The breeders' argument is as ridiculous as arguments to allow the horrible conditions imposed on animals in CAFOs. Animals cannot go to court to speak for themselves. We have to speak for them. “Not until we extend the circle of compassion to include all living things shall we ourselves know peace.” - Rev. Dr. Albert Schweitzer

Typical hedonistic of human beings to invoke their might on the defenseless and helpless. This is why we of "Conscience" need to speak up and be the voice for the voiceless.
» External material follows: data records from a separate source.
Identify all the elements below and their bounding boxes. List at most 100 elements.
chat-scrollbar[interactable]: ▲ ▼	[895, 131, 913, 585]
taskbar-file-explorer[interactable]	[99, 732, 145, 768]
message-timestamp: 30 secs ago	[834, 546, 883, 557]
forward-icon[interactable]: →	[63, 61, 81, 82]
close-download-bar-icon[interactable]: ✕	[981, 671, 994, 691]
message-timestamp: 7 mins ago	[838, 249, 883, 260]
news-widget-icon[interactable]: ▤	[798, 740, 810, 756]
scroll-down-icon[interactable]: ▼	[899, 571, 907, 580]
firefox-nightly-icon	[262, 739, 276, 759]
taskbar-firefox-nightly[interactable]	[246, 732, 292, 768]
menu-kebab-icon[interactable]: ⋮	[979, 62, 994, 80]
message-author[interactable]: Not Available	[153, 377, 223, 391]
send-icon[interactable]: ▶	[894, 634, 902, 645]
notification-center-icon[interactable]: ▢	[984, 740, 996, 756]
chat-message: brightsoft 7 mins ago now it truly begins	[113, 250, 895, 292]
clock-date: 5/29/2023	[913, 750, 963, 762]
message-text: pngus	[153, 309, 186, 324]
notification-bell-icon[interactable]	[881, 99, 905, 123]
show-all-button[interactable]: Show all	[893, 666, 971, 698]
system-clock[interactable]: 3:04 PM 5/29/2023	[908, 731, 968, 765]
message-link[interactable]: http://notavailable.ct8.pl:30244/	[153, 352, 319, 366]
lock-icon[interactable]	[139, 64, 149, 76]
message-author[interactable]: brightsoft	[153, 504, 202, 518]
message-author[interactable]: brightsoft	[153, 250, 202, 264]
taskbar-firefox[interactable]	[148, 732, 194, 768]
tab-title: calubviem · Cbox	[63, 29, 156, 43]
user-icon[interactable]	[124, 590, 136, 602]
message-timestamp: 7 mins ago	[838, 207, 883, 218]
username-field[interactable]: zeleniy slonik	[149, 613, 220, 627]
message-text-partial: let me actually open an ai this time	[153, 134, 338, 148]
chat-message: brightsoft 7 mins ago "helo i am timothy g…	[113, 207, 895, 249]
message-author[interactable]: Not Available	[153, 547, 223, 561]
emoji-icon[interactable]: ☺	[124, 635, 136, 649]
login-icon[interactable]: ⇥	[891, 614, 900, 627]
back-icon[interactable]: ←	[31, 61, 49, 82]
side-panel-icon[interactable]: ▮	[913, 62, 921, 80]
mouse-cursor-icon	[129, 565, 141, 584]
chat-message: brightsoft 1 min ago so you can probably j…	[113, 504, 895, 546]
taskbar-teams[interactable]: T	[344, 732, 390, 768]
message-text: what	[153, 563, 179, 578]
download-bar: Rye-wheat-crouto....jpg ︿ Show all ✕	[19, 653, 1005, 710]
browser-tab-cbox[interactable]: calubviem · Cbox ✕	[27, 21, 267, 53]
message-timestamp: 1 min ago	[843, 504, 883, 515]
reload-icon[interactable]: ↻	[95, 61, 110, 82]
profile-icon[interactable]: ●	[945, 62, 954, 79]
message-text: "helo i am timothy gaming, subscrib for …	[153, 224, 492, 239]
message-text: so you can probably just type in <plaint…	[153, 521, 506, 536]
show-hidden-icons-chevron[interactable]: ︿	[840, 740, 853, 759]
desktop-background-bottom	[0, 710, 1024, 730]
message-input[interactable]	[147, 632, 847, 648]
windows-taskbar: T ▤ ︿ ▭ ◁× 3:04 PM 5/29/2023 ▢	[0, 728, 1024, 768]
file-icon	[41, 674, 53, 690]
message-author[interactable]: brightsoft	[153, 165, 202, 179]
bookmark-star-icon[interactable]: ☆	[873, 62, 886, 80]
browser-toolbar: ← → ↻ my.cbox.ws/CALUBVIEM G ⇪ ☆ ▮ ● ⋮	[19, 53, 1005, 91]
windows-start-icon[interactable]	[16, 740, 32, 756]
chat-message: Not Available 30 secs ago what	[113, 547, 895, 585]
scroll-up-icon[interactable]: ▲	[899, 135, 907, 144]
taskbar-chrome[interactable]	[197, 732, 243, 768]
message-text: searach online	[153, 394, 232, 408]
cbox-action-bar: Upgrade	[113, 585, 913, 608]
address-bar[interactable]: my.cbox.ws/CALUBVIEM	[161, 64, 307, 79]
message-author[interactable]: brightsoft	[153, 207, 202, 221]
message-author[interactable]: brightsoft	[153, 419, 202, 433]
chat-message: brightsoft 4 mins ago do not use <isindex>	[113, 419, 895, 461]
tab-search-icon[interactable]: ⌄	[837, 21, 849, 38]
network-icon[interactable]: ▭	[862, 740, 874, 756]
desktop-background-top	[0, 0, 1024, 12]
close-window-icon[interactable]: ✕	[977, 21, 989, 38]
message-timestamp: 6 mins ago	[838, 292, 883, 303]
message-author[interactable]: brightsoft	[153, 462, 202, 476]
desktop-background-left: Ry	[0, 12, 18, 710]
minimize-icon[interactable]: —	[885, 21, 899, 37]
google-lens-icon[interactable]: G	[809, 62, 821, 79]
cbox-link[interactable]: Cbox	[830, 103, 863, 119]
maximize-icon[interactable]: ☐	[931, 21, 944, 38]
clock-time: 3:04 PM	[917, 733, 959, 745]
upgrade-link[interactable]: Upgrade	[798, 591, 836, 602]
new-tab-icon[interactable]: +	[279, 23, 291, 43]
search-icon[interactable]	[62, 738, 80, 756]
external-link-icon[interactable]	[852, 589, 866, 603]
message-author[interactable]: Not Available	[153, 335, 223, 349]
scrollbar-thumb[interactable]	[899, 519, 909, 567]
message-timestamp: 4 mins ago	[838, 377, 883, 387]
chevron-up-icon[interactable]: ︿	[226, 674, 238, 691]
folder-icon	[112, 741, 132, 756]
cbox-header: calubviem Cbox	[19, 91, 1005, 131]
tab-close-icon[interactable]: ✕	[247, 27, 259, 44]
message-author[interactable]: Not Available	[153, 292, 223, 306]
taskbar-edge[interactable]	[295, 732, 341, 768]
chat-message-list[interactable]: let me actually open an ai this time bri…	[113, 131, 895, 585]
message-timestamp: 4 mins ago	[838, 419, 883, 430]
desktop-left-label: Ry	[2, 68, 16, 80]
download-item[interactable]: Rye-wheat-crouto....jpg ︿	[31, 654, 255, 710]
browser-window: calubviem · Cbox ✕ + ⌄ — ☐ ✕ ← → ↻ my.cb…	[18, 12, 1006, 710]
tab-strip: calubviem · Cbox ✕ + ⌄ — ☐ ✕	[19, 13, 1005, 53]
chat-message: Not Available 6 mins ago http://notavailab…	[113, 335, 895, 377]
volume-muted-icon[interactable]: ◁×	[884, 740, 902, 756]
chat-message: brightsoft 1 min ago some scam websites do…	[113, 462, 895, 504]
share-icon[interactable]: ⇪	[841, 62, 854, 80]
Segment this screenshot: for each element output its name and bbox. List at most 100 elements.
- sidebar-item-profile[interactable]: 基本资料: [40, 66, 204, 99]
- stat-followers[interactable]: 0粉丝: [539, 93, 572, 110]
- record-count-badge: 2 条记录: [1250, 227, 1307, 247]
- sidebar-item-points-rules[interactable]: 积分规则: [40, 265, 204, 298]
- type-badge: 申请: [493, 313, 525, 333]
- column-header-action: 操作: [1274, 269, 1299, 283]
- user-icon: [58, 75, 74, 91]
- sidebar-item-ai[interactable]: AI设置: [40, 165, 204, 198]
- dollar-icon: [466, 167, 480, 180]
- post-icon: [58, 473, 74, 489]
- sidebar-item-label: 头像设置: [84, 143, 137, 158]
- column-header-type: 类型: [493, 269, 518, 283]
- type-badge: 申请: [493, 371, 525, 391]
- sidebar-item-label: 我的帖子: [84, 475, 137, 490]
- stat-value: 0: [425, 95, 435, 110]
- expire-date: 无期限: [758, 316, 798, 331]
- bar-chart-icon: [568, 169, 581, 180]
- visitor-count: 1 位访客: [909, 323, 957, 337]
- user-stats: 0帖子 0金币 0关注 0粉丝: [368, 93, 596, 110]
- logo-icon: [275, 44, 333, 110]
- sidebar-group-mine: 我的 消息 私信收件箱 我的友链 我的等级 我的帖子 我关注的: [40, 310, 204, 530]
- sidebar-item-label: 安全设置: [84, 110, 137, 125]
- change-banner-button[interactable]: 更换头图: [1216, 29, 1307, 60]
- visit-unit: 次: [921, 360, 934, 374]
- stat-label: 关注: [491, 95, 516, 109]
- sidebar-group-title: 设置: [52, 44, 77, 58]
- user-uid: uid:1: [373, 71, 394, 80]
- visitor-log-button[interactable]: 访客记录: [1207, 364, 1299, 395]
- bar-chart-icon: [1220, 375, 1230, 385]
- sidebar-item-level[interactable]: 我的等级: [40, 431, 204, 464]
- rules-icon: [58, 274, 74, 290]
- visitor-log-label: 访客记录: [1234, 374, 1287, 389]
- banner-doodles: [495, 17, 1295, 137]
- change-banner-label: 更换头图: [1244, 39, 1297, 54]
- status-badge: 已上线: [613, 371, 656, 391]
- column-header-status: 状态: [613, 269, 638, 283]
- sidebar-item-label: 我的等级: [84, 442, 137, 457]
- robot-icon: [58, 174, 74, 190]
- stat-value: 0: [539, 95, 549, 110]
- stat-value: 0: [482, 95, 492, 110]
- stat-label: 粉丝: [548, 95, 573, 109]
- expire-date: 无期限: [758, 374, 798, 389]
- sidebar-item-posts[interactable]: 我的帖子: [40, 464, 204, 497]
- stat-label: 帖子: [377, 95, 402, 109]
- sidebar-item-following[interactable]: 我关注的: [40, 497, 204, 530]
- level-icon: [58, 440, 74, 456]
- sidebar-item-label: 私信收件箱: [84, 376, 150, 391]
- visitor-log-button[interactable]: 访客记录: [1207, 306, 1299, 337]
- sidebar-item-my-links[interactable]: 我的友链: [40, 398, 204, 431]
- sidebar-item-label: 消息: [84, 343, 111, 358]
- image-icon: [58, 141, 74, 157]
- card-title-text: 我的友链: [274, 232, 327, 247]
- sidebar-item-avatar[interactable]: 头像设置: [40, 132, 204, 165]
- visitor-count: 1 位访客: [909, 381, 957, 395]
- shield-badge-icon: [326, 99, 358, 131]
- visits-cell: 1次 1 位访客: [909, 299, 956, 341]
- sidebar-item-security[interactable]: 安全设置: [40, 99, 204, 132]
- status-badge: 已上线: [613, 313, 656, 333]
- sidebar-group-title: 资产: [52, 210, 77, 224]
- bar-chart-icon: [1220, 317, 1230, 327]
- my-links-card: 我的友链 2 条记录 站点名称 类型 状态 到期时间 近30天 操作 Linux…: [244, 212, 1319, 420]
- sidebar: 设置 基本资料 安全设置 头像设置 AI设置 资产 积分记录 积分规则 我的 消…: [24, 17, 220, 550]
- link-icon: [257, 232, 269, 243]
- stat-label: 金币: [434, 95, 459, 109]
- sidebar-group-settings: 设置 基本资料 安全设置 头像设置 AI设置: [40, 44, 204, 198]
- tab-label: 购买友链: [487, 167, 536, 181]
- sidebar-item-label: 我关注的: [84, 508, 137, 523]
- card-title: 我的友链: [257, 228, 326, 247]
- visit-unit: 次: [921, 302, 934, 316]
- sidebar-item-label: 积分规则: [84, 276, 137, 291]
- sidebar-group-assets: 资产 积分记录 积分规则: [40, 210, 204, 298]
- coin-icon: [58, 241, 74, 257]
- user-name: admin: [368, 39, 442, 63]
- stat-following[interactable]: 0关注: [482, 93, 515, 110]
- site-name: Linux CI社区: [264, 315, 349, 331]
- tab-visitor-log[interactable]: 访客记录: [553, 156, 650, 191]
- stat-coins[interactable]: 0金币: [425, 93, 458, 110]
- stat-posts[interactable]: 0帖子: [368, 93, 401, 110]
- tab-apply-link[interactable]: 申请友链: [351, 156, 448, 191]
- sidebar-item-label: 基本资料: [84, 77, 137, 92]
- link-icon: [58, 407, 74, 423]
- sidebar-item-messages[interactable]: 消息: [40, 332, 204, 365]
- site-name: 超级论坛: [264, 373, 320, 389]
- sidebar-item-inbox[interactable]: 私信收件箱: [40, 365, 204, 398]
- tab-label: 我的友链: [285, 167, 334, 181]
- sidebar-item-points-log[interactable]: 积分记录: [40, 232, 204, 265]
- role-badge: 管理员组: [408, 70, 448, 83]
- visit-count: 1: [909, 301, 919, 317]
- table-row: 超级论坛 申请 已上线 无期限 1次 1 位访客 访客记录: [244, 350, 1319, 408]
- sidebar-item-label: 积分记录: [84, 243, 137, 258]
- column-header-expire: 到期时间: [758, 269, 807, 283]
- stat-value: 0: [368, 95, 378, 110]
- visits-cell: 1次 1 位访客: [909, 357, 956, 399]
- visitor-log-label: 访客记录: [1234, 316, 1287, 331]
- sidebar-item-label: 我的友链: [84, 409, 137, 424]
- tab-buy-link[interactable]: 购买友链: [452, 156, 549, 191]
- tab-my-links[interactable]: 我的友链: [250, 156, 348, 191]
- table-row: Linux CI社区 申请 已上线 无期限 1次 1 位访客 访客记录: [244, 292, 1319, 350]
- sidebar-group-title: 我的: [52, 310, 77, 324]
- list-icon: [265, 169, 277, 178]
Money is more important than life. It buys stuff we don't need or sometimes even use. It's just being able to get the stuff that makes us high. It's the status of being able to show off those mounted heads. Makes it look like we traveled far and risked great danger to kill an animal. Looks good on the wall. We relish dead things, inanimate things, flashy things. People will envy us and look on us as though we're more special or important that most everyone else. It's the game of accumulation and status. To make the connection between the furs, precious gems, meat, etc. and the suffering and fear a living thing endured so that we could have these things, doesn't compute. It's unpleasant to think about so we just block it. We'll walk right past a homeless person lying on the street, assuming they're just lazy and want to live that way. We'll hit an animal on the road and keep on driving. We just don't give a damn. We're not really connected to anything or anyone else. And if we don't believe in any kind of life after death, so much the better. We'll answer to no one. We'd better be sure that's the case.